Timber, Trains, and Trout
Nestled in the southwestern foothills of New York’s Catskill Mountains, Roscoe sits at the junction of the famous Beaverkill River and Willowemoc Creek. The proximity of the region’s rivers and the abundant trees hugging the hillsides created a thriving industry that supported lumberjacks and rafters throughout the late 18th and early 19th century. Although most of the fishing these tradesmen did was for sustenance, the streams and creeks filled with native brook trout surely made an impression which they carried with them as they floated their log rafts down the Beaverkill and the Delaware River until finally reaching destinations as far away as Philadelphia. The secret was out, and the pilgrimage for Catskill trout had begun…

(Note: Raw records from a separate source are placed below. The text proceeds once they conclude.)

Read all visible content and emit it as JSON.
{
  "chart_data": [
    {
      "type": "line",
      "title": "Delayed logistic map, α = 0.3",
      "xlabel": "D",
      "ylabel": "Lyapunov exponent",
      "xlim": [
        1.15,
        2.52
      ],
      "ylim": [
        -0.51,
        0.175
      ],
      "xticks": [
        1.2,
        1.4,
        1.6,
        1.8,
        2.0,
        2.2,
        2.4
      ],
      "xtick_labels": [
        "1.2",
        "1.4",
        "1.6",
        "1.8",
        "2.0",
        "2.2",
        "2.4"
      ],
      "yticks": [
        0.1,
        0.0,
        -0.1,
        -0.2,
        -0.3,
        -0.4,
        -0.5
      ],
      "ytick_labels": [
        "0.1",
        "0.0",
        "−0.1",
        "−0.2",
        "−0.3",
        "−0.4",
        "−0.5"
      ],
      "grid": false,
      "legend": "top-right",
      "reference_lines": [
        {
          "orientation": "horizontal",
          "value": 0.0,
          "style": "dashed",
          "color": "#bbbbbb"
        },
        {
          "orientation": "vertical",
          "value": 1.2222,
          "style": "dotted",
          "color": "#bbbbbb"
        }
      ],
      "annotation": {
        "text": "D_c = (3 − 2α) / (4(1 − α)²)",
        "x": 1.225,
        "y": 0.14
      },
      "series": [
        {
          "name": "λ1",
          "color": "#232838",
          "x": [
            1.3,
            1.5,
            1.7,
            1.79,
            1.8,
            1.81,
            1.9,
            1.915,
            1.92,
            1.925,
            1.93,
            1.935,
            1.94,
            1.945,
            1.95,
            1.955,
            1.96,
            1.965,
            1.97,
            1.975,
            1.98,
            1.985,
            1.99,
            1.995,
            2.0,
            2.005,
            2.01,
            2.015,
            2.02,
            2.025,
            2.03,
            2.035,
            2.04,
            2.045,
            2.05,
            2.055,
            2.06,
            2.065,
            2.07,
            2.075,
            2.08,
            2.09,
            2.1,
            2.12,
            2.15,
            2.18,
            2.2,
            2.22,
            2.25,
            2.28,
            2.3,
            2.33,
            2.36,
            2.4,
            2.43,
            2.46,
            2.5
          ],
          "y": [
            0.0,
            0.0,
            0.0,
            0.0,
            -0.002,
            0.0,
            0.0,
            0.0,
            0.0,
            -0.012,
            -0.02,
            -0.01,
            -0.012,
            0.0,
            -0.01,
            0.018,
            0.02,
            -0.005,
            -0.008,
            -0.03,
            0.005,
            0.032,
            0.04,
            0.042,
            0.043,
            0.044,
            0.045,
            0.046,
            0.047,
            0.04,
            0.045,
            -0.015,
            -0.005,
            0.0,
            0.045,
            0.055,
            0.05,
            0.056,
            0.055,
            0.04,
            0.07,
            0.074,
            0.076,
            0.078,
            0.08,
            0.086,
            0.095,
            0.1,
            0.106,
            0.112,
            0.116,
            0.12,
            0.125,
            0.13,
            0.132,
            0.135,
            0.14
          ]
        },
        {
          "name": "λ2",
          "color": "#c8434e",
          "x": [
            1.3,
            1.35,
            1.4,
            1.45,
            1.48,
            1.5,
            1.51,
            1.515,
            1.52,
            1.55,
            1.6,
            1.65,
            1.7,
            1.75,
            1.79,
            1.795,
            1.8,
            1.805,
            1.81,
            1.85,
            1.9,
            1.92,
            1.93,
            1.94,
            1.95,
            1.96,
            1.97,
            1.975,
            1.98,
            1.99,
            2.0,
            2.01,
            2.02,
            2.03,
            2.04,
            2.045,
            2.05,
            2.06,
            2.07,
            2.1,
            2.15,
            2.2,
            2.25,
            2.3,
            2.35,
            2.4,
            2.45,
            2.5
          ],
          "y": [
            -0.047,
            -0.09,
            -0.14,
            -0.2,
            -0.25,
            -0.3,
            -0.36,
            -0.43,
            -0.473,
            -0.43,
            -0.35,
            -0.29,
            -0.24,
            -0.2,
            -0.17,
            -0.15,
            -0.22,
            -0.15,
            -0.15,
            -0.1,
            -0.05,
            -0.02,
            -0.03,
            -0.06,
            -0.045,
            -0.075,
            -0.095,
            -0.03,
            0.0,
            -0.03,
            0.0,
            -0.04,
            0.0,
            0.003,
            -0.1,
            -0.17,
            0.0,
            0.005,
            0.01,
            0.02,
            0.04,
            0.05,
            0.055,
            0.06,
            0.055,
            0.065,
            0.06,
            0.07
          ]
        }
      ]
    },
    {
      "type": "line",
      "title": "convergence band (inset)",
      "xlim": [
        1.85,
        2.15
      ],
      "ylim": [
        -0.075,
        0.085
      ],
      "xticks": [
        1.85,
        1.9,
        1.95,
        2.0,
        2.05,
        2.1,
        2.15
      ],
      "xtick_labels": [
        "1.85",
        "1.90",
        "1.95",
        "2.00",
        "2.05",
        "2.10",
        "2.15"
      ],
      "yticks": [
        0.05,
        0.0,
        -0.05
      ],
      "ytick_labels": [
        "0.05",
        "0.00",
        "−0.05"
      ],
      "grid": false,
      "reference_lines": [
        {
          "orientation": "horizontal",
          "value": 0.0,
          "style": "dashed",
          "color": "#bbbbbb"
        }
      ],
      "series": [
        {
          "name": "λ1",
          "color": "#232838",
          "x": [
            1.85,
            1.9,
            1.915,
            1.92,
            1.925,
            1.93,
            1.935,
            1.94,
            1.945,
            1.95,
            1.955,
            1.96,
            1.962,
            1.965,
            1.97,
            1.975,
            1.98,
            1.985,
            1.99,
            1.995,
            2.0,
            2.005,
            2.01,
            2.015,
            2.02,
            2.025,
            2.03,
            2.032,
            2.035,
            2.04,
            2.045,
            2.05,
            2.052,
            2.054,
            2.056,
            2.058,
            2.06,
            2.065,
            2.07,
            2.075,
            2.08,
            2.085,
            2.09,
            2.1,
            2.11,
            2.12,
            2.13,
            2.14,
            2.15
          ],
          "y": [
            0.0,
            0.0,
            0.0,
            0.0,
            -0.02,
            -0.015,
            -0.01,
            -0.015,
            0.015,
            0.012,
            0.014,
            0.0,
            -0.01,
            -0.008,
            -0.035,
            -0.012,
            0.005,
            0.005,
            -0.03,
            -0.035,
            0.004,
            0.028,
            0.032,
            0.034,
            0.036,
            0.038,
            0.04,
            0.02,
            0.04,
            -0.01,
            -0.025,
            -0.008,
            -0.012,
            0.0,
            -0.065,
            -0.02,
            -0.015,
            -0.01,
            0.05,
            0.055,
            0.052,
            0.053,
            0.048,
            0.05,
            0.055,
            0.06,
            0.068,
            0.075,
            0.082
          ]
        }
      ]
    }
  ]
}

The draw of excellent fishing, and a chance for an escape from nearby New York City, brought anglers to the region despite difficult traveling conditions. Traveling by coach was never a pleasant undertaking, especially over uneven mountain roads. By the mid to late 1800s road conditions continued to improve, and traffic to the area continued to increase. Fly Fishing gained popularity early in the area, and the Beaverkill and Willowemoc soon became hallowed ground for trout fishermen from the city. Passionate anglers, many of whom would go on to become historical figures in the sport, brought with them new ideas and techniques for catching the wild trout found around Roscoe. Heralded as the birthplace of American dry fly fishing, many of the patterns we fish with today were developed and tested on the banks of the region’s rivers.
Fishing Clubs took root in the area and were prevalent along the upper stretches of the Beaverkill River and Willowemoc Creek, where the native brook trout thrived in the cold and clean water. Famous clubs like the Brooklyn Fly Fishing Club, the DeBruce Club, and the Beaverkill Fly Fishers Club, gave anglers a chance to pursue their quarry and socialize with like minded sportsmen. The late 1800s and early 1900s brought about two major changes that would forever effect Roscoe and help cement the town’s reputation as a hot spot for trout fishing: the expansion of the railroad and stocking of rainbow and brown trout in the Beaverkill River.
Brown trout and rainbow trout were able to live in the larger, and warmer, sections of the rivers and soon miles of additional angling opportunities were available. With more trout holding water in the area than the average fisherman could hope to fish in a single trip, and the ease of transportation the railroad provided, Roscoe saw a surge of tourism and hotels, restaurants, and shops all benefited.